Man In Black: Şıxo Dayı!

Yorum | Naci Karadağ

38 yıl geçmiş üzerinden. İnsan ömrü için uzun, insanlık için minnacık bir zaman dilimi.
Yanılmıyorsam 3. Lema’da geçen bir meselede Hazreti Bediüzzaman şu cümleyi “söz” olarak alıntılar: “Firakın bir saniyesi bir sene kadar uzundur ve visâlin bir senesi bir saniye kadar kısadır.”
Ve sonra şöyle der; “Visal, yani, Bâkî-i Zülcelâlin rızası dairesinde livechillâh bir saniye visal, değil yalnız böyle bir sene, belki daimî bir pencere-i visaldir. Gaflet ve dalâlet firâkı içinde değil bir sene, belki bin sene, bir saniye hükmündedir.

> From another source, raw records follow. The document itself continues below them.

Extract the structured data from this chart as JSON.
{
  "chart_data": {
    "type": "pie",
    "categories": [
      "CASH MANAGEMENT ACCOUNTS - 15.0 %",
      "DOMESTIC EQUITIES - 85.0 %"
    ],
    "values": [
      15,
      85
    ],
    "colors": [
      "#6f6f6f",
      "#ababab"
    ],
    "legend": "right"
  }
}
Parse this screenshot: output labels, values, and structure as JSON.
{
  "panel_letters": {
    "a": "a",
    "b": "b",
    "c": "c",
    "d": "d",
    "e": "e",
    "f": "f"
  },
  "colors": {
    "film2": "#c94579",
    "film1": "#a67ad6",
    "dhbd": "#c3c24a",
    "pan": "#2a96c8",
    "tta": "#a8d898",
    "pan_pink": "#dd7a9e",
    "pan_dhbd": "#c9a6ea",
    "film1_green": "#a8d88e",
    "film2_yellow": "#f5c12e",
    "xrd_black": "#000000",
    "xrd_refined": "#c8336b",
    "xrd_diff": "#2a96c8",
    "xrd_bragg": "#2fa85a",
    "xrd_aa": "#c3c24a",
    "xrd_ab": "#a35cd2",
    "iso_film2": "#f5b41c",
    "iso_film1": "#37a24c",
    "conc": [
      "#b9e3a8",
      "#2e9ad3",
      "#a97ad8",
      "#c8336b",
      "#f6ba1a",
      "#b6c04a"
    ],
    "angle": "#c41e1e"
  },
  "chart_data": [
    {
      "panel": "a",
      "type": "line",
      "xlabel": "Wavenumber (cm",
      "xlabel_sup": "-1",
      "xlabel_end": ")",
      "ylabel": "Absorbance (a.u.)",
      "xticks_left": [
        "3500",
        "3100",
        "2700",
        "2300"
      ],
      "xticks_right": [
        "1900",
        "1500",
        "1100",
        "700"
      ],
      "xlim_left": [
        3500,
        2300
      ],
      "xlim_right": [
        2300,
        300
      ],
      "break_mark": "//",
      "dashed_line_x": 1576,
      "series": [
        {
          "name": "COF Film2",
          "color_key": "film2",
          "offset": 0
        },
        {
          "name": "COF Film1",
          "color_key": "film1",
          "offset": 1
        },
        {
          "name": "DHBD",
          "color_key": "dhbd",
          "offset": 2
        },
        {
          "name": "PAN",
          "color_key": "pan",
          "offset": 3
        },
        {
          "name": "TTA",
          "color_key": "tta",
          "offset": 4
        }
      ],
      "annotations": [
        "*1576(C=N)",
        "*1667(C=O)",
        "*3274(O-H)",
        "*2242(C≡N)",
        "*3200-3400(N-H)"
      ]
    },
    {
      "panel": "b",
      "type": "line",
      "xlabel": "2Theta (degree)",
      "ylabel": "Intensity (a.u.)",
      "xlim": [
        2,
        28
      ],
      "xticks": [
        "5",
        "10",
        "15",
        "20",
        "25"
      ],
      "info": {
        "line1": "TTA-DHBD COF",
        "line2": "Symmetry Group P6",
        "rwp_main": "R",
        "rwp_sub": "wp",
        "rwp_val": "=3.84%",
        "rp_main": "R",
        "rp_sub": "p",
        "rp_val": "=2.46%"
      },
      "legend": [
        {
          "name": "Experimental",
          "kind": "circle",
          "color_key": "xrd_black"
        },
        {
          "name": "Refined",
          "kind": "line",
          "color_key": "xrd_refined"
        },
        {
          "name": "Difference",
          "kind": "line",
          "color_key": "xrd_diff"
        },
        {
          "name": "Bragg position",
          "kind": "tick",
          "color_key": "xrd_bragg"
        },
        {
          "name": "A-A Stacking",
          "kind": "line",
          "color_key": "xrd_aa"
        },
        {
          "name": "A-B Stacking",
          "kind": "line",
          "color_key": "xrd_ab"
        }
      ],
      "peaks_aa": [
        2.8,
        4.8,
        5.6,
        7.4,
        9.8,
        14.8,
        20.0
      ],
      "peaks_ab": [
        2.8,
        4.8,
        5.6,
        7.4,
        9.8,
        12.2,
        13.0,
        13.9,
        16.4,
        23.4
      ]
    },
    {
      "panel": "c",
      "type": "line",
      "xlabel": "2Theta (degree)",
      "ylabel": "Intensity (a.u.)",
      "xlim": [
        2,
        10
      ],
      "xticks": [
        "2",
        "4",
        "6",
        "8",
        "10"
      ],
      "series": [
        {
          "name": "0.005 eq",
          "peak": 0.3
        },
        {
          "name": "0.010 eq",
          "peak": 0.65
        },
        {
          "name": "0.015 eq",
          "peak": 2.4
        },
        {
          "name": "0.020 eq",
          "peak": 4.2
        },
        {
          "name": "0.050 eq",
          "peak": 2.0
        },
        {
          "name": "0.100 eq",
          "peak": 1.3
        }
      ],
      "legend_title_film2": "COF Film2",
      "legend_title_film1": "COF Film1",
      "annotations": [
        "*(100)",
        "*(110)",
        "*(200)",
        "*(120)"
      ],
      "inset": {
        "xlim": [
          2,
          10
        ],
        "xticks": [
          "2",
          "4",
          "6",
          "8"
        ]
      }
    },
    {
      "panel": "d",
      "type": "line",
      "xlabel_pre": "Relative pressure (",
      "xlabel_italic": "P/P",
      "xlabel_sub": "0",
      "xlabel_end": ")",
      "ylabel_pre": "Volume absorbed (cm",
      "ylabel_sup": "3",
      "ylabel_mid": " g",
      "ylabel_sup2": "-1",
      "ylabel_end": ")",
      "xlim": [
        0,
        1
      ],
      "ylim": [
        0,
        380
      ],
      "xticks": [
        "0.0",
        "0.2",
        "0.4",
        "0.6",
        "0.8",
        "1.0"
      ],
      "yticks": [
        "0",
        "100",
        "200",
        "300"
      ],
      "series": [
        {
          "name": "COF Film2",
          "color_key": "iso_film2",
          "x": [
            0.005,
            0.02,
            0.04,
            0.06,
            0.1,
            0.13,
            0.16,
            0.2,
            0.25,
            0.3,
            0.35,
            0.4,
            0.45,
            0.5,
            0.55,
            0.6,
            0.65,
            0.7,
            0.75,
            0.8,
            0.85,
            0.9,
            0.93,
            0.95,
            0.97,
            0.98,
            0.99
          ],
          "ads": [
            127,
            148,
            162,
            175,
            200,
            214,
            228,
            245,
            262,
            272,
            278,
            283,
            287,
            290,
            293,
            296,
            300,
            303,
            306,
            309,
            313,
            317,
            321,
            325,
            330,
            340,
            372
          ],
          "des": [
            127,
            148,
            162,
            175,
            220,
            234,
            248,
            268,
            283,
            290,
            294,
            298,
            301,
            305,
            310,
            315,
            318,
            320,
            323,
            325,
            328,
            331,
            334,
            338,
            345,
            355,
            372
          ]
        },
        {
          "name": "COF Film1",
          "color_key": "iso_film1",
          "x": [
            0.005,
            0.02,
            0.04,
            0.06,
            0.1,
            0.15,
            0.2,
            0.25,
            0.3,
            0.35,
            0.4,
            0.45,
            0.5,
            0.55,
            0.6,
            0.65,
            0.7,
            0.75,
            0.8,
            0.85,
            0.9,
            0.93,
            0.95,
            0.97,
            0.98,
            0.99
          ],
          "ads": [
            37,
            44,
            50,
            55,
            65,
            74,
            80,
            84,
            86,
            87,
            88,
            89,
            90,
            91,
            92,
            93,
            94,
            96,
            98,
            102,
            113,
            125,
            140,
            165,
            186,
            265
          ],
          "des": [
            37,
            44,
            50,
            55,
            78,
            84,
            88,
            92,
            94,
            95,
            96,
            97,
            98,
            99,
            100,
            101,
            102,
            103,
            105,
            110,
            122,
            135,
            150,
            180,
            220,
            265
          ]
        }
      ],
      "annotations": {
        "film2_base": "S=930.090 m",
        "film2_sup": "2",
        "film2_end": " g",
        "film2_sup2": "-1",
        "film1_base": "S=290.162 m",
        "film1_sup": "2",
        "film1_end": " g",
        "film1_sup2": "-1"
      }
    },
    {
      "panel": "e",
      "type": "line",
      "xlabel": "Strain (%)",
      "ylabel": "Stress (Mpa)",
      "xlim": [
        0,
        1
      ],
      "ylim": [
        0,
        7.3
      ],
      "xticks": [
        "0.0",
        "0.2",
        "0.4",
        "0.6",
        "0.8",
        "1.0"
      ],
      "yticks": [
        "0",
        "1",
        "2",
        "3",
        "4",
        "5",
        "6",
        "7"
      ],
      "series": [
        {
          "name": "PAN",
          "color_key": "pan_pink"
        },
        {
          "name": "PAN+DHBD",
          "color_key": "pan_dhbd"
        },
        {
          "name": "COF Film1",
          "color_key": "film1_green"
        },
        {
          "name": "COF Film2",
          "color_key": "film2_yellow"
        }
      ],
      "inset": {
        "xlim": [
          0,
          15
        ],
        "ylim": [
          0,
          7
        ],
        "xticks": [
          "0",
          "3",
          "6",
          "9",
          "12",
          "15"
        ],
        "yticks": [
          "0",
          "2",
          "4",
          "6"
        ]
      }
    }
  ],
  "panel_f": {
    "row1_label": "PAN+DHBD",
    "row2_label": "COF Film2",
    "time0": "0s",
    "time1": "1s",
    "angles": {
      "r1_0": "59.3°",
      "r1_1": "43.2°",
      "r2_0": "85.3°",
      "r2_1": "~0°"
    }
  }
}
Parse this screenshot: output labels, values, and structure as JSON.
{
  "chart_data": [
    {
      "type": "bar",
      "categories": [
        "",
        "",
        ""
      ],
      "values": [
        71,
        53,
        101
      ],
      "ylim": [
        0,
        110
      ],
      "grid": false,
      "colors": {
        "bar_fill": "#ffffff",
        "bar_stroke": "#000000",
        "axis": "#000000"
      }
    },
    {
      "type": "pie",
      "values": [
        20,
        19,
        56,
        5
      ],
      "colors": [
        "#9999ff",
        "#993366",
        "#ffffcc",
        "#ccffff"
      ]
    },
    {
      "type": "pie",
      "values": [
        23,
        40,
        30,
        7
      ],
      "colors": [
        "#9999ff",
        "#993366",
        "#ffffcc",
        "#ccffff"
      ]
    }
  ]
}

O sözden daha meşhur şu söz var” dedikten sonra klasik İslam kaynaklarında pek sık görmediğimiz (Ki Bedüzzaman’ın alıntı sistematiğinin çok hassas bir şekilde araştırılması gerektiğine inanırım, çok ilginç noktalarda çok enteresan ve farklı kaynaklardan referanslar gösterir) şu örnek cümleyi nakleder:
“Düşmanla beraber sahra, bir fincan kadar dar; ahbapla beraber iğne deliği, bir meydan kadar geniştir.” El Acluni’nin Keşfü’l Hafâ’sındandır bu cümleler.
Haftalar, aylar yıllar geçiyor. Zalim mazlumun ömründen yıllar çalıyor ama doymuyor bir türlü.
Geçmişin zalimleri de öyle.
Paramparça ettikleri hayat sayısının haddi hesabı yok.
Üstelik halkı arkalarına alarak bu zulmü yapınca kendilerini haklı, zulmü de meşru görüyorlar.
Tıpkı günümüzde olduğu gibi.
12 Eylül’ün net bir “acı” dökümünü bu dünyada yapabilmek mümkün değil. İnsanların nasıl hallaç pamuğu gibi darmadağın ettiğinin en net tablosunu galiba sadece ahirette görebilme şansımız olacak.
Ancak insanoğlu görebildiği, gözlemleyebildiği, not alabildiği nispette kendince bir çetele de tutabiliyor.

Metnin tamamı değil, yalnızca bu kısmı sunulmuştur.